Araghchi mengatakan sejumlah negara yang bertindak sebagai perantara dan tetap berhubungan dengan Iran, mencatat bahwa banyak negara di kawasan berbagi kekhawatiran tentang meningkatnya ketegangan.
"Negara-negara di kawasan ini memahami bahwa adanya ancaman militer dalam bentuk apa pun akan menggoyahkan seluruh kawasan," dia memperingatkan.
Setop Mengancam Jika Ingin Negosiasi
Araghchi menyeru AS untuk menanggalkan apa yang dia gambarkan sebagai ancaman, tuntutan berlebihan, dan memunculkan "isu-isu yang tidak masuk akal," dengan alasan bahwa negosiasi memiliki prinsip-prinsipnya sendiri dan harus berlangsung secara setara.
"Negosiasi di bawah ancaman tidak akan berhasil," katanya, dan menambahkan kendati banyak tokoh dan negara telah menyatakan minat menjadi penengah atau telah melakukan kontak, sikap Iran "tetap tidak berubah."
"Jika mereka ingin negosiasi berjalan lancar, mereka (AS) harus meninggalkan ancaman, tuntutan yang berlebihan, dan pengangkatan isu-isu yang tidak rasional," tegasnya
Sementara itu, Wakil Menteri Luar Negeri untuk Urusan Hukum dan Internasional Kazem Gharibabadi mengatakan bahwa “tidak ada negosiasi yang sedang berlangsung” antara Teheran dan Washington, meskipun ada pertukaran pesan.
"Saat ini, tidak ada negosiasi dengan Amerika Serikat, tetapi pesan sedang dipertukarkan," katanya.
"Meskipun Teheran dan Washington duduk di meja perundingan, ini tidak berarti Iran akan mengurangi kesiapannya untuk perang potensial apa pun," katanya.

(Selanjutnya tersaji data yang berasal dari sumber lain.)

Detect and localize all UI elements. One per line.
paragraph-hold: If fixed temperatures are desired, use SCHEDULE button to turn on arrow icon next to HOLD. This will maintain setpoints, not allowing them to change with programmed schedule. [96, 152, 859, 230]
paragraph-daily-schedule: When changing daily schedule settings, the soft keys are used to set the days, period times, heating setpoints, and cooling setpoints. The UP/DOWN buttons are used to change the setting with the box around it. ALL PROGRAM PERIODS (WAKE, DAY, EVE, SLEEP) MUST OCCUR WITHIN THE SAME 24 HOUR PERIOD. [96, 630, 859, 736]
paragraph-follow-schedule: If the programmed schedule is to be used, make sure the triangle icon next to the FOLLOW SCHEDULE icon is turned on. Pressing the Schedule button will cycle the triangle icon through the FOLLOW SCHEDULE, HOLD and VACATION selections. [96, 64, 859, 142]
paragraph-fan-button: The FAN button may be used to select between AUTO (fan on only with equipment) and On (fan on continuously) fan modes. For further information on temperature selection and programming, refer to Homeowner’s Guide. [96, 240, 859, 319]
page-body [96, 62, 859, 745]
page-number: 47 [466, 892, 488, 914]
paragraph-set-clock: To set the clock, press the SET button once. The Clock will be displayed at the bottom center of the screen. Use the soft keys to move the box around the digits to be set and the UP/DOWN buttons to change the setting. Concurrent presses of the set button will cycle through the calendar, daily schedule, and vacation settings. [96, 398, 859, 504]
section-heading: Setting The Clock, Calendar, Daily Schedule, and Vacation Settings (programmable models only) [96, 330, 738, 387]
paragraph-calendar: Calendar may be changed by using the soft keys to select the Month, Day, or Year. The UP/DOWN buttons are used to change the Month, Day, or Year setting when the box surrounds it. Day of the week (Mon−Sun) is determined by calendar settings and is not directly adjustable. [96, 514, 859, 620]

"Prioritas kami bukanlah bernegosiasi dengan AS, tetapi bersiap untuk membela negara kami,"
Ketegangan meningkat antara Teheran dan Washington menyusul protes anti-pemerintah di Iran, dengan pemerintahan AS mengatakan semua opsi, termasuk tindakan militer, tetap terbuka dalam menghadapi Teheran.
Para pejabat Iran telah memperingatkan bahwa serangan AS apa pun akan memicu respons yang "cepat dan komprehensif".